Ob die Familienpolitik in die richtige Richtung geht? "Ja, sie ist modern", sagt sie. Grundlegende Unterschiede in der Politik der früheren sozialdemokratischen Bundesfamilienministerin Renate Schmidt und ihrer christdemokratischen Nachfolgerin Ursula von der Leyen sieht sie nicht. Das Elterngeld, das jetzt Gesetz ist, hatte Renate Schmidt in der vergangenen Legislaturperiode bereits vorbereitet. Monika Jantsch sieht eine andere Spannungslinie: "Wenn es Brüche gibt, dann verlaufen sie eher zwischen Männern und Frauen." Das sieht man jetzt auch an der Diskussion um Krippenplätze.

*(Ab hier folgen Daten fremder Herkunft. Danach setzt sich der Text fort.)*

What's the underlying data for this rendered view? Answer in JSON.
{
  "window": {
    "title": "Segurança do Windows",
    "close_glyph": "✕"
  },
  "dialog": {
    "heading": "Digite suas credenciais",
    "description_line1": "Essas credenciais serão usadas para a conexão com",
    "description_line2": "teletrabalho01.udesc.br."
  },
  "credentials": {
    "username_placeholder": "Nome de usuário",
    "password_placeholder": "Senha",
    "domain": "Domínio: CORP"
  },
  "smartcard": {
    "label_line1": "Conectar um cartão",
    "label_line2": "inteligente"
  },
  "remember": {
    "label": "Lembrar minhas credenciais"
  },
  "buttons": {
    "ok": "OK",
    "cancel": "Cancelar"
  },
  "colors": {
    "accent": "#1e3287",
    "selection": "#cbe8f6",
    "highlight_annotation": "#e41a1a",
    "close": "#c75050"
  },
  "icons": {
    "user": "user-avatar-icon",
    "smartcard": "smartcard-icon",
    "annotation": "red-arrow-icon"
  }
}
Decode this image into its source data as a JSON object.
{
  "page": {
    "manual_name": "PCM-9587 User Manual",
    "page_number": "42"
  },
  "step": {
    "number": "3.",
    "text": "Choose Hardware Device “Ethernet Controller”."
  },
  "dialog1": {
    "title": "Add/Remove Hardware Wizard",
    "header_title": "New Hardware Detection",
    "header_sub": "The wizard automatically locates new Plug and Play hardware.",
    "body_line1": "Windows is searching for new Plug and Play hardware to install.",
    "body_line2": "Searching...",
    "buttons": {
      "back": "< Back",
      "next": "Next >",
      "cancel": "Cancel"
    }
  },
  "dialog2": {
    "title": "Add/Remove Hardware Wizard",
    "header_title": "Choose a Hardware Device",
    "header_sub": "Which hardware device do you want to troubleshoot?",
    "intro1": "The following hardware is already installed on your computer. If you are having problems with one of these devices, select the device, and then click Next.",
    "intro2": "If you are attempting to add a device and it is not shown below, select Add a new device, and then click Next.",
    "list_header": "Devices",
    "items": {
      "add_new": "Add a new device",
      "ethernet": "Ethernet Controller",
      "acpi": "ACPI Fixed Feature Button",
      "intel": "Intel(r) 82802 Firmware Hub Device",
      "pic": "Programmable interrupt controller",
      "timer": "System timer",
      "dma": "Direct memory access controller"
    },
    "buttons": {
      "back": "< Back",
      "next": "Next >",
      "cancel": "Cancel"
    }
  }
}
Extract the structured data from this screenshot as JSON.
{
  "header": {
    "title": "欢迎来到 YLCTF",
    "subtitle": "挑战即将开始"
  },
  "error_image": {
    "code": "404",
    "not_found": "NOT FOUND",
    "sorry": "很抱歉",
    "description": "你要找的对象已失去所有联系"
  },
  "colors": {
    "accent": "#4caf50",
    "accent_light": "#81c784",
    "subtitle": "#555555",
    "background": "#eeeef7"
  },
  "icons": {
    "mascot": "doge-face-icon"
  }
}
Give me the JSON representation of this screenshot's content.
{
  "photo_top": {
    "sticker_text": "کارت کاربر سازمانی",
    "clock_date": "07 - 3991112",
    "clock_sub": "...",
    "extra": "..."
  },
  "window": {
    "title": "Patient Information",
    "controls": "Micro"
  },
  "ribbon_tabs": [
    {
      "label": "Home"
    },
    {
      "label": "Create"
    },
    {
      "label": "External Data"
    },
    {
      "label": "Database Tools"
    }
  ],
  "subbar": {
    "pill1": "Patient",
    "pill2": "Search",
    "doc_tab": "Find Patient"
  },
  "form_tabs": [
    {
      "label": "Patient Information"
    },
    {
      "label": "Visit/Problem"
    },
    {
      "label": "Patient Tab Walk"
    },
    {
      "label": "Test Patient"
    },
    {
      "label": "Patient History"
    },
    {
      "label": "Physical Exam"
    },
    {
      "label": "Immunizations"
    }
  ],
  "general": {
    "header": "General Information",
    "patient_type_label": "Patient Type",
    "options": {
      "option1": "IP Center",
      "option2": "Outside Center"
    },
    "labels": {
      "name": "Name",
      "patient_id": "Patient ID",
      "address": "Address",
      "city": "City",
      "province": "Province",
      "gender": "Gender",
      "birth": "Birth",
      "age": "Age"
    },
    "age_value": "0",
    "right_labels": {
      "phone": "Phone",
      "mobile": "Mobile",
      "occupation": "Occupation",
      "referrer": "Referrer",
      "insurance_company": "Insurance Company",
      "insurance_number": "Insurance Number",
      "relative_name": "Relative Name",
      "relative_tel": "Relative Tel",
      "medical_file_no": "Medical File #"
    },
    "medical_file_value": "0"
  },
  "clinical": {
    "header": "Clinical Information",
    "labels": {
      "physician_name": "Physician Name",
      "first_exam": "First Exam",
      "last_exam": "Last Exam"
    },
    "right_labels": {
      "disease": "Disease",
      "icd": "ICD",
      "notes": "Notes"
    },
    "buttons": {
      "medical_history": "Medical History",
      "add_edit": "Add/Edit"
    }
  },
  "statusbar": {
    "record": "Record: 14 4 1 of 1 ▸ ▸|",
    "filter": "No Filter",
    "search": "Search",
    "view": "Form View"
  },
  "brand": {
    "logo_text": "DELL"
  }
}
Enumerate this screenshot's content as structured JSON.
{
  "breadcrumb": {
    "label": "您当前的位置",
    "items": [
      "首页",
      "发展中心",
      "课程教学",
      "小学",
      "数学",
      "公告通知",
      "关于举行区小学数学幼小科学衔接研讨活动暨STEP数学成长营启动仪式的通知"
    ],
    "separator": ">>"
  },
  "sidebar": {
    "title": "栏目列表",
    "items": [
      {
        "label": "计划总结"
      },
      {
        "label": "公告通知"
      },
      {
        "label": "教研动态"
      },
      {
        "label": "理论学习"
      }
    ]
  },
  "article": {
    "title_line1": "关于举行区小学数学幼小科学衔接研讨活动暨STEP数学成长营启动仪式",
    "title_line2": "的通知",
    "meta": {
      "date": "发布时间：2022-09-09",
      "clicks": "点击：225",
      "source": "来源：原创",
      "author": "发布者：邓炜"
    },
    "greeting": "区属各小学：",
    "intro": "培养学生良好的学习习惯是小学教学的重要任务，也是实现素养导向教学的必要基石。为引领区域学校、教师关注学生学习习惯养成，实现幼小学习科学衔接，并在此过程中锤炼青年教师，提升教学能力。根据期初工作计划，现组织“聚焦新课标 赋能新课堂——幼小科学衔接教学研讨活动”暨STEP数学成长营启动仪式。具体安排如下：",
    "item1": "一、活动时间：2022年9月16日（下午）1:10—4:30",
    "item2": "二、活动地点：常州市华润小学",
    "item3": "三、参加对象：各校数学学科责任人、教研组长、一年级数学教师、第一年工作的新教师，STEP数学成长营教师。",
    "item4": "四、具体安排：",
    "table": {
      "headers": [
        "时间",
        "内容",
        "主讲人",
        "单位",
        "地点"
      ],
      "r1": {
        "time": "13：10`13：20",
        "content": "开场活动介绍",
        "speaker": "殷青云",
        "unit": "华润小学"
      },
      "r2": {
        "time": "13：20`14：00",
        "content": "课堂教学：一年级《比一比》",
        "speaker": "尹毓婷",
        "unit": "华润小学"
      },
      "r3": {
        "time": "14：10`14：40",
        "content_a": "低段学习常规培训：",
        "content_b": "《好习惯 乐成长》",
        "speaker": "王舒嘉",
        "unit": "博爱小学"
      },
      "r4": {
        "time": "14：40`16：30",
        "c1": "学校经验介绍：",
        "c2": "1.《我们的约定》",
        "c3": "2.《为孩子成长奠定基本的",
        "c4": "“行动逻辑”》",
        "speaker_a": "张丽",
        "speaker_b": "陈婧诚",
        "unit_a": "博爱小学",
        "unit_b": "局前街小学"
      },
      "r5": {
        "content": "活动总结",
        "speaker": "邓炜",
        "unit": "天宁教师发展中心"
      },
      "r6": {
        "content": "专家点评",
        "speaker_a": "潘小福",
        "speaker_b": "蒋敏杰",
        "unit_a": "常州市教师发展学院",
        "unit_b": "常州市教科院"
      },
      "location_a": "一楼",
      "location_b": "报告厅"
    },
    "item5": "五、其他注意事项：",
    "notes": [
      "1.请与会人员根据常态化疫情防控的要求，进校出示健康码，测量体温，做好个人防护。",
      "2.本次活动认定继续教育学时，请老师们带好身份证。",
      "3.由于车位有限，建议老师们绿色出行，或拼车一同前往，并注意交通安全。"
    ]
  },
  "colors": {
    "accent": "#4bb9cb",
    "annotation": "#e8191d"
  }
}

Aber in Wahrheit ist die politisch denkende Juristin im nächsten Moment schon bei den neuen, aktuell anstehenden Themen. Es gebe Vorschläge von Sachverständigen, eine sogenannte Optionszeit im Berufsleben einzuführen, in der Frauen oder Männer sich um alte Eltern kümmern oder ihre Kinder erziehen können. Eine flexible Lösung, die es ermöglicht, für die Rentenanwartschaft die versäumte Zeit am Ende des Arbeitslebens nachzuholen. Denn dann droht weit seltener eine Doppelbelastung durch Beruf und Familienarbeit. "Aber, ob das umsetzbar ist?", fragt sie sich selbst laut. Doch sie hat es am Anfang gesagt: Sie liebt abstrakte Modelle. Und wie man weiß, wird aus Modellen manchmal Realität.